Graysmith levantó la vista del ordenador portátil que había sobre la mesa de autopsias. Nadie le apuntaba a la cabeza. No tenía ninguna arma en las manos. Parpadeó.

—Veo que todavía quiere dispararme —dijo—. Creo que hay algo freudiano en todo ello.

Dark bajó la pistola pero no la dejó a un lado. Aún no.

—Siéntase como si estuviera en su propia casa.

—¿Dónde ha estado?

—Por ahí.

—¿No en Venice Beach, por casualidad?

El no respondió.

—Escuche, solamente intento protegerlo —dijo Graysmith—. Mi objetivo es que no le ocurra nada malo. Por otra parte, no es una tarea muy difícil seguir a un hombre que pasea de noche con su Mustang por Los Ángeles. Aún tengo algunos amigos en el Departamento de Vigilancia de la policía.

Dark no dijo nada. Ella sabía, por algún medio, que había estado en Venice Beach, pero no hizo ninguna referencia a Hilda o a la tienda de tarot.

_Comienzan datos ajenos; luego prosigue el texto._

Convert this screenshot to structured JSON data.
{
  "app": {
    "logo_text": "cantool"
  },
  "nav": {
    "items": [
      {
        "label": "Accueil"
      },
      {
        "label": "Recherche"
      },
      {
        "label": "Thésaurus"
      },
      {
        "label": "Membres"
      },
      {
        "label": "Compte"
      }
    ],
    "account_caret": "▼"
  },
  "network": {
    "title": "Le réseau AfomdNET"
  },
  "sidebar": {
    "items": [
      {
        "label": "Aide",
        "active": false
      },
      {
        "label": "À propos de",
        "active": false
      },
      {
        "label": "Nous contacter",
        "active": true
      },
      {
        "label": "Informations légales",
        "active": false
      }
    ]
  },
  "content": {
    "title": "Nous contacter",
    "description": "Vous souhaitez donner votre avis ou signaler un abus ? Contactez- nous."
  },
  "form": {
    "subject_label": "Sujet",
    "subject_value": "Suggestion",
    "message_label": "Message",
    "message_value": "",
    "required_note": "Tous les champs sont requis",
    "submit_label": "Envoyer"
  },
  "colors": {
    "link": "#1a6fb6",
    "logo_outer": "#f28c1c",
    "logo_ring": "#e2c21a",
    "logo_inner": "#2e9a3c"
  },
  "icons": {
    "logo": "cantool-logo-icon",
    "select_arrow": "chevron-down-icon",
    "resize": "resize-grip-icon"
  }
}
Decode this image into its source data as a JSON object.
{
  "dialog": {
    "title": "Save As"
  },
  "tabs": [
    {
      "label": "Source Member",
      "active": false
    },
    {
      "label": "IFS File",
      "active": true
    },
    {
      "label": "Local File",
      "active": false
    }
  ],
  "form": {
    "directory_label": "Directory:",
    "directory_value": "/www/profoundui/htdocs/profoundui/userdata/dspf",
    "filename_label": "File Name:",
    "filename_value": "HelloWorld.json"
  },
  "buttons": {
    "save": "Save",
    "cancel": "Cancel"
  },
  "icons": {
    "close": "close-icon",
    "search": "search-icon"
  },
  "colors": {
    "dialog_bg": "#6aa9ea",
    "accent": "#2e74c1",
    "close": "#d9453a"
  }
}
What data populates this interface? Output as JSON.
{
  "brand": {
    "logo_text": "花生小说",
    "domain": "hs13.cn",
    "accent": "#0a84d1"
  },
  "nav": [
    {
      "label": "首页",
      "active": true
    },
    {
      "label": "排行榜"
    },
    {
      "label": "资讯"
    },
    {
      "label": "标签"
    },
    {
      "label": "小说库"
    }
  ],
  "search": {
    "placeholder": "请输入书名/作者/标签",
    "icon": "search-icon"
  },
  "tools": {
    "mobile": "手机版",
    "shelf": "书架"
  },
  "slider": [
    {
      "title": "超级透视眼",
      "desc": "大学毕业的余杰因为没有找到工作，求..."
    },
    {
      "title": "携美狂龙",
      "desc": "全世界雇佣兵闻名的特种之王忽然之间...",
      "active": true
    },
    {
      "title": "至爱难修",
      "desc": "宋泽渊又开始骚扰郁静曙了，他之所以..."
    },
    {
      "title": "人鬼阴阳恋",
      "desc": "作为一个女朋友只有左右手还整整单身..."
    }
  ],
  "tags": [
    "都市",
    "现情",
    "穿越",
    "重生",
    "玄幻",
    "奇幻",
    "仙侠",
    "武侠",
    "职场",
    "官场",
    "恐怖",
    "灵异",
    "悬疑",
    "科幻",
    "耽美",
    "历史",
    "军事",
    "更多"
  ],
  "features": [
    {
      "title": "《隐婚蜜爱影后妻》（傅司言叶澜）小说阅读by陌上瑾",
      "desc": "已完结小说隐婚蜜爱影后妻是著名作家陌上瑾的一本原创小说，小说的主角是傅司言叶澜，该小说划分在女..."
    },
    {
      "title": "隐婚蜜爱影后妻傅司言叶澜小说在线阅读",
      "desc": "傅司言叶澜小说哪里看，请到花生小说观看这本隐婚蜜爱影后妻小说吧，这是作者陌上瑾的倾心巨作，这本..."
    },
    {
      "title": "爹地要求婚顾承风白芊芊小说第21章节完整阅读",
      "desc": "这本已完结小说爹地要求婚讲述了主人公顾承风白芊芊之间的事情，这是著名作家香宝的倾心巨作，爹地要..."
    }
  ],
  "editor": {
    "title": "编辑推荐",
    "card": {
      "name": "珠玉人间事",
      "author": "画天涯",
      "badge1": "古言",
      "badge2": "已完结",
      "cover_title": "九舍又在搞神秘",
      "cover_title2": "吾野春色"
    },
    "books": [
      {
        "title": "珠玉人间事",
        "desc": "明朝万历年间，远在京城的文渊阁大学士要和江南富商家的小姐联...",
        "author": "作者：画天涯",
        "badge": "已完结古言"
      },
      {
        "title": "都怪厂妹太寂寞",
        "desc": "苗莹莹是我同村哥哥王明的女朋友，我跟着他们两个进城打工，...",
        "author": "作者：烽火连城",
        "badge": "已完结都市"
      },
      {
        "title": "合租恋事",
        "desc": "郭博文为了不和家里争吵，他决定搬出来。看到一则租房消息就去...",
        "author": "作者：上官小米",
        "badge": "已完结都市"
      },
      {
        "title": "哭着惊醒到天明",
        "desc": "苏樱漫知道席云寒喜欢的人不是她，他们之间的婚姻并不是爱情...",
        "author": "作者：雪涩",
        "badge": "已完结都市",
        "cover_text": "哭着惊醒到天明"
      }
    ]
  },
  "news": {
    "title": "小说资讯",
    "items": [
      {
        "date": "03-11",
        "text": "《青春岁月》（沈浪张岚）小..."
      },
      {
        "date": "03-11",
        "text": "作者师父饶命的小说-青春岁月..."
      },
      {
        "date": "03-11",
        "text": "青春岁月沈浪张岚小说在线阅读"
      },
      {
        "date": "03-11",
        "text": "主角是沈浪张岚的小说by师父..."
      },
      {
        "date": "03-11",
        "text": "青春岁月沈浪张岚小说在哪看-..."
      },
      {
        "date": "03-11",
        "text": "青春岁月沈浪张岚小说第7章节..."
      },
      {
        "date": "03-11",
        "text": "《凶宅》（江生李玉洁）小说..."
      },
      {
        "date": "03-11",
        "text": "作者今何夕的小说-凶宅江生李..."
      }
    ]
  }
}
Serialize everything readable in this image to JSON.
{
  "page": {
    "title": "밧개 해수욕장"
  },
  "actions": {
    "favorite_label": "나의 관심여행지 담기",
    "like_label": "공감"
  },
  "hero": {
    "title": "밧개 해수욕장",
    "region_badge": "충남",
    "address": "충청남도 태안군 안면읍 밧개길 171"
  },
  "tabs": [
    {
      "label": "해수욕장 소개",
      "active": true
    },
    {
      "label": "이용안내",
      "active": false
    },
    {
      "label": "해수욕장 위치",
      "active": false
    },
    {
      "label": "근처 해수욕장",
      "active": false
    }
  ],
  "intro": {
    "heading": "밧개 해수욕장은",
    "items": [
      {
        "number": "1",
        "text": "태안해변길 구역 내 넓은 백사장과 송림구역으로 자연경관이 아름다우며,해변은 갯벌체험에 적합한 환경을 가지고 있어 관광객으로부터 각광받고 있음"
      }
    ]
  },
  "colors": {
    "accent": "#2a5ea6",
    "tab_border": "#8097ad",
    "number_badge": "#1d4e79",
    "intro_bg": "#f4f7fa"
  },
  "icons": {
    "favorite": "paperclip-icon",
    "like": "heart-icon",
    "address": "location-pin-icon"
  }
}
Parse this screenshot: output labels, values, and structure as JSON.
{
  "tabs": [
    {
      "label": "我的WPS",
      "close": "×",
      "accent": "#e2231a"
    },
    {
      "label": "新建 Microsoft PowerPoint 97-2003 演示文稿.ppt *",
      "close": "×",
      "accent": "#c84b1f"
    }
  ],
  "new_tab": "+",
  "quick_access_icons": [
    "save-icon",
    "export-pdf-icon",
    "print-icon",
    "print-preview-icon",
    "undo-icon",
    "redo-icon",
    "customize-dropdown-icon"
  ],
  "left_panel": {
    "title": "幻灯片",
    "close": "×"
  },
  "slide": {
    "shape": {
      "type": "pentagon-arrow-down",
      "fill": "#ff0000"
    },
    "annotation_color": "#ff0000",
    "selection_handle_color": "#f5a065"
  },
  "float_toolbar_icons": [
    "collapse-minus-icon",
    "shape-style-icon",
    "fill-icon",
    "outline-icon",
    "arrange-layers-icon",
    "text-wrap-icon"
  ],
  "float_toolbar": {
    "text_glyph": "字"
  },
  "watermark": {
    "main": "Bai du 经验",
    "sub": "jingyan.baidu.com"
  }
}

Quizá había colocado alguna clase de dispositivo GPS en su ropa, en su billetera o su coche. En realidad, podía tratarse de cualquier cosa y, aparte de desnudarse y restregarse bajo una ducha caliente, probablemente llevaría ese chisme encima tanto tiempo como ella quisiera. Muy bien. Graysmith podía hacer lo que le viniera en gana. Pero, por ahora al menos, no diría una palabra sobre Hilda y su asombrosa, exacta lectura de la cartas del tarot. Graysmith ya tenía suficientes detalles de su vida en un portaobjetos de microscopio.